Emory University’s new nursing learning center opens in Decatur
By Hannah E. Jones
After a highly grueling and demanding three years in a pandemic, a recent survey of nurses showed that 34 percent of participants were very likely to quit their job by the end of the year. A local university is looking at ways to address the nursing shortage that’s felt locally and nationally.
On Sept. 16, Emory University’s Nell Hodgson Woodruff School of Nursing opened the doors to its new Emory Nursing Learning Center (ENLC) in downtown Decatur. Featuring a Simulation and Skills Lab as well as an Innovation Hub, the $20.6 million ENLC was created to better equip the university to train the next generation of nurses while combating the industry shortage.
While nurses are retiring or leaving the profession due to intense demands during the pandemic, there’s also a shortage of resources to train the next cohort of medical professionals due to a lack of sufficient faculty and clinical sites. Nearby universities, and beyond, are facing similar challenges.
“The nursing shortage, historically, has been cyclical,” ENLC Executive Director Beth Ann Swan said. “I’ve been a nurse for 40-plus years, and we’ve had shortages for a variety of reasons over time. But I’ll call it a chronic condition, not being able to have enough clinical sites or recruit enough faculty.”
Each student is required to complete around 530 hours of clinical work and, to address the lack of available sites, each hour spent in the simulation lab accounts for two hours of clinical work. The university has 1,253 nursing students — 120 more than last year — and all will use the new facilities.
The simulation lab allows students to practice healthcare with medical manikins — a more articulated, anatomically correct version of the mannequins you’d see in stores — in a variety of settings, like at-home care, telehealth and operation/trauma. The lab has monitors, crash carts, scrub sinks and beds to practice both procedural skills and complex patient scenarios.
According to Swan, the ENLC is also the first to receive a special high-fidelity simulation manikin that operates with artificial intelligence. Nicknamed “Emory Hal,” the manikin can speak, move and simulate different health issues.
“When we would ask Emory Hal a question that wasn’t programmed, he could answer the question based on the vocabulary he built through artificial intelligence during [the previous] two days,” Swan said.
The ENLC’s Innovation Hub — with a pingpong table and virtual reality headset — is a space for students to relax, be creative and discuss ways to overcome barriers in their work.
“We’re all seeing it as the sky’s the limit and we’re going to let that happen organically, initially, and to see how people use that space,” Swan said.
There’s also space for the Emory Nursing Experience, offered in partnership with Emory Healthcare, to continue professional development for nurses.

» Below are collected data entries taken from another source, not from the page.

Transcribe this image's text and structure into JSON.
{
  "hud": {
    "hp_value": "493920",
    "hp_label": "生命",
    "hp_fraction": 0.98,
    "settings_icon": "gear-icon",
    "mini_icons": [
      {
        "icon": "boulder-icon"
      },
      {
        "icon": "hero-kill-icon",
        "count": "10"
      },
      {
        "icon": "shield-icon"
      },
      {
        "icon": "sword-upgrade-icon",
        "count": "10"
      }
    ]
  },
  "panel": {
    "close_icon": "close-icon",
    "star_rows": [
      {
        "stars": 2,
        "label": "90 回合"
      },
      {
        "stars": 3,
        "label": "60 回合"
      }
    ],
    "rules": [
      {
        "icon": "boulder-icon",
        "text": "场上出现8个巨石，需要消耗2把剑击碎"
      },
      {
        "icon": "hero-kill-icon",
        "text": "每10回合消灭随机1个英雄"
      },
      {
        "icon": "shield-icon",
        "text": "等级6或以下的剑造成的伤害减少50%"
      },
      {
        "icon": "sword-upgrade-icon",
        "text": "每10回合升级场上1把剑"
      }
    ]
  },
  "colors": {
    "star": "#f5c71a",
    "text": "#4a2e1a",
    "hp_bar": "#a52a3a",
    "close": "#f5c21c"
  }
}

Coming out of a global pandemic, the ENLC team has its sights set on the future, wanting to ensure that students are not only learning about the medical profession as it is today but also preparing for what could come.
“We have the opportunity to explore the unknown and the flexibility to say, ‘If something happened tomorrow, we’d be ready to change, adapt what we’re doing and the space we have,” Swan said. “We must prepare highly-skilled nurses to combat the nursing shortage, to be ready to care for individuals with complex health problems, no matter where they are.”